Side effects related to PrEP were rare. Only one person, a man aged 71, had a creatinine elevation suggesting serious kidney damage, and his creatinine figures returned to normal when taken off PrEP. Although there was a total of 29 serious adverse events, only five were even possibly related to the study drug. There were seven deaths (mortality rate: 0.2% a year).
This was one of the first programmes anywhere where PrEP has been on offer to an entire population rather than to pre-defined risk groups (sex workers, men who have sex with men, and so on). The researchers emphasise that, although an attempt to objectively estimate people’s HIV risk was made, a third of people who started PrEP chose to do so despite not being assessed to be at elevated risk. Self-perception of HIV risk was, by a long way, the factor most strongly associated with staying on the PrEP programme and with high adherence.
"People who did consider themselves at high risk had high levels of medication refill throughout."
Despite this, a third of people who saw themselves as at high risk, and 50% or more of young people aged under 25, did not take protective levels of PrEP. As in so many studies, young women both had the highest risk of HIV and were the most likely to drop out of the programme and have poor adherence.
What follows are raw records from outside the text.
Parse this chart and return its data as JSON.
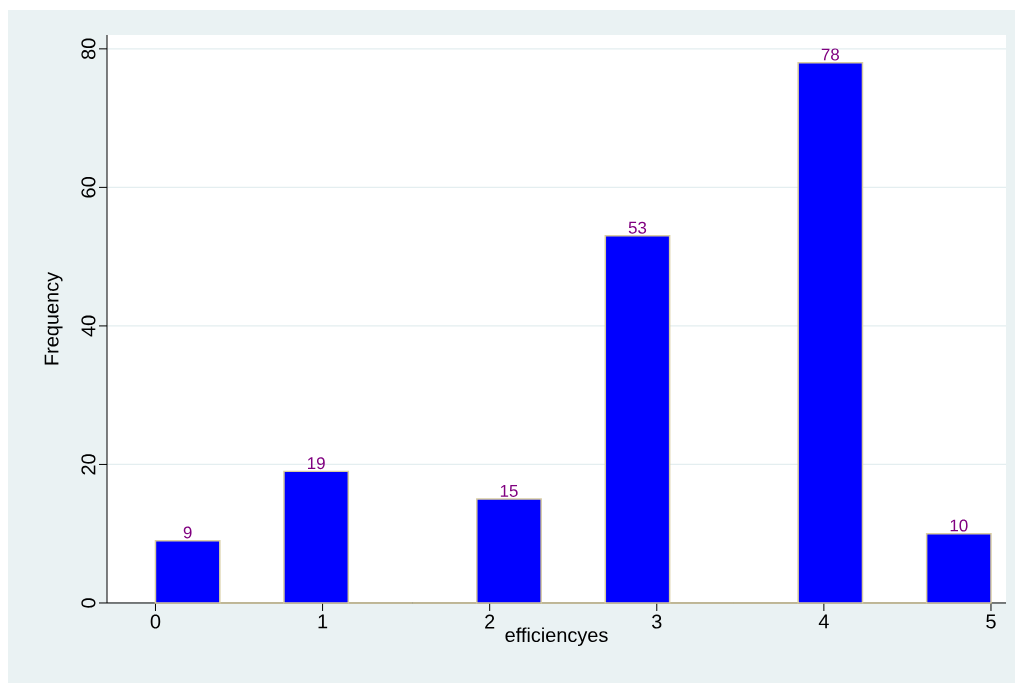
{
  "chart_data": {
    "type": "histogram",
    "xlabel": "efficiencyes",
    "ylabel": "Frequency",
    "bins": [
      0,
      0.385,
      0.769,
      1.154,
      1.538,
      1.923,
      2.308,
      2.692,
      3.077,
      3.462,
      3.846,
      4.231,
      4.615,
      5
    ],
    "values": [
      9,
      0,
      19,
      0,
      0,
      15,
      0,
      53,
      0,
      0,
      78,
      0,
      10
    ],
    "value_labels": [
      "9",
      null,
      "19",
      null,
      null,
      "15",
      null,
      "53",
      null,
      null,
      "78",
      null,
      "10"
    ],
    "color": "#0000ff",
    "xlim": [
      -0.29,
      5.09
    ],
    "ylim": [
      0,
      82
    ],
    "xticks": [
      0,
      1,
      2,
      3,
      4,
      5
    ],
    "yticks": [
      0,
      20,
      40,
      60,
      80
    ],
    "grid": "y"
  }
}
In contrast, men, a group not previously prioritised unless they are men who have sex with men, showed higher-than-expected levels of interest and adherence.
The researchers comment that “rapid introduction of universal PrEP access during population-level HIV testing resulted in nearly 3500 PrEP starts within 90 days in rural Kenya and Uganda.
“We found that a substantial proportion of the population want PrEP and can take it, including many who would not otherwise have had access to PrEP without inclusive eligibility.”
Koss CA et al. Uptake, engagement and adherence to pre-exposure prophylaxis offered after population HIV testing in rural Kenya and Uganda: 72-week interim analysis of observational data from the SEARCH study. The Lancet HIV, online ahead of print, February 2020 (open access).